Thursday, May 22, 2008

The lessons of cancer

The sad news about Teddy Kennedy hit me in a very personal way. Just four months ago my 81 year old mother was diagnosed with acute myelogenous leukemia, a disease that has few treatment options when you are 81. So as I heard the limited options for the 76 year old Senator, and the shortened lifespan he now faces, I felt enormous compassion for him and his family. I know what it is to hear such terrible news, and to feel so helpless. I know what it is to hear the doctor lay out the limited options for treatment. I know what it is to have death become a part of the family.

But I also know what it is to hope. My mother is on an experimental drug that only had a 20% chance of success. Now, after two rounds of therapy, the leukemia appears to be in "remission," in as much as this disease can be in remission. The treatment isn't easy, although as chemo goes it has been relatively side effect free. No hair loss, no mouth sores. Only fatigue and some bone pain, and of course the frequent transfusions to replace the red blood cells and platelets that the chemo also destroys.

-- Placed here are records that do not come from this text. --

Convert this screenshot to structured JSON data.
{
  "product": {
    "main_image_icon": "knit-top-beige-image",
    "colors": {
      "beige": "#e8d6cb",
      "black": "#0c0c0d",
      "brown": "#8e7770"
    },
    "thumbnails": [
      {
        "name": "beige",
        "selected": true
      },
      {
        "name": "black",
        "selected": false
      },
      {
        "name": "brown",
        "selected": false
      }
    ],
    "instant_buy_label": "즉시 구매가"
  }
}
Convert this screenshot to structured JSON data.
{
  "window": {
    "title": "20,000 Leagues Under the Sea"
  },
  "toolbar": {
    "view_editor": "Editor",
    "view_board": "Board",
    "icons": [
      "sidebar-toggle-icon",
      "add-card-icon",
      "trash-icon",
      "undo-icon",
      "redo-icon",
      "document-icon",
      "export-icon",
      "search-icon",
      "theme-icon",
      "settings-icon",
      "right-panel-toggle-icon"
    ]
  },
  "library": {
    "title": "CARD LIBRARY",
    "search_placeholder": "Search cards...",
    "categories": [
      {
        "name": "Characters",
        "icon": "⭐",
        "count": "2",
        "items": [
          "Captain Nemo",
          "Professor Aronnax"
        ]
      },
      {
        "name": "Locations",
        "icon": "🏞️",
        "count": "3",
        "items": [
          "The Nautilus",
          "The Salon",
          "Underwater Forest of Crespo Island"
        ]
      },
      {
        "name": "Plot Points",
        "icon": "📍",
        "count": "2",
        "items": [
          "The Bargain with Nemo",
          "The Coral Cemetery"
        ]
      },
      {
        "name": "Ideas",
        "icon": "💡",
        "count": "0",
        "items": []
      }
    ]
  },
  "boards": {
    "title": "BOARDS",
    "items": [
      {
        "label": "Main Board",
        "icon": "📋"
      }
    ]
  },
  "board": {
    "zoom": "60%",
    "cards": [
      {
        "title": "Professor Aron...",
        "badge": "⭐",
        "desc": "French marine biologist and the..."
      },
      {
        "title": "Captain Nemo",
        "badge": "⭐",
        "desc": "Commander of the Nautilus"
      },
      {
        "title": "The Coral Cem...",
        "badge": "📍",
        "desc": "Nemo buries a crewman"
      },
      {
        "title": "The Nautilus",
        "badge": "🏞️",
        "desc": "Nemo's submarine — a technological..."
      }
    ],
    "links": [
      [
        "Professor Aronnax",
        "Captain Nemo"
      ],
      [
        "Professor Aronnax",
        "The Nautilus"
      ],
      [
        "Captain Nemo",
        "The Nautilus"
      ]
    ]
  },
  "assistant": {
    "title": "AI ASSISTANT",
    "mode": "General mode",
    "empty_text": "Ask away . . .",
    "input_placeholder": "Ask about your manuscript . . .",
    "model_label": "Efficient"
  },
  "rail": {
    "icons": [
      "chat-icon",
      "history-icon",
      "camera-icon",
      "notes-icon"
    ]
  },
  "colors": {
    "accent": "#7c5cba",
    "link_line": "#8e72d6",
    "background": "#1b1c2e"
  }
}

It has been a roller coaster. Blood tests twice a week tell us if we will have to schedule a transfusion. I do almost all of the driving as it isn't safe for my mother to drive, and my father has been unable to drive or accompany her to appointments because of his own illness. Some weeks are relatively calm, others totally chaotic. We never know what to expect. Each day brings a new challenge.

Yet this time is teaching me much about living one day at a time, enjoying the little things, and learning to live with full awareness of our mortality. It's amazing, really, how one learns to adjust to terrible news. It's astonishing how one learns to live with the reality of a loved one's terminal illness, moving from shock to horror to anxiety to grief to acceptance of the routine of cancer treatment and the inevitable outcome of the disease.

Senator Kennedy's family will learn to live with the reality of his disease and the ultimate outcome of it. They will learn to enjoy each day as it comes, as will he.

We know, of course, that we will all eventually die. And ultimately, there are only two manners of dying. There is the sudden death and there is the long illness, such as cancer. Senator Kennedy's brothers died suddenly, unable to prepare their families or the nation to live without them. Senator Kennedy for all these years has, in a sense, been trying to finish the grand work they left unfinished. Now he has a chance to prepare for his own death and choose the most important work he wants to accomplish before cancer takes him away.

I think, given the choice, he would prefer to have the time to prepare. I suspect, to the extent he is able, he will use that time wisely, enjoying his family, saying his goodbyes, and finishing the work he started forty six years ago when he first entered the United States Senate.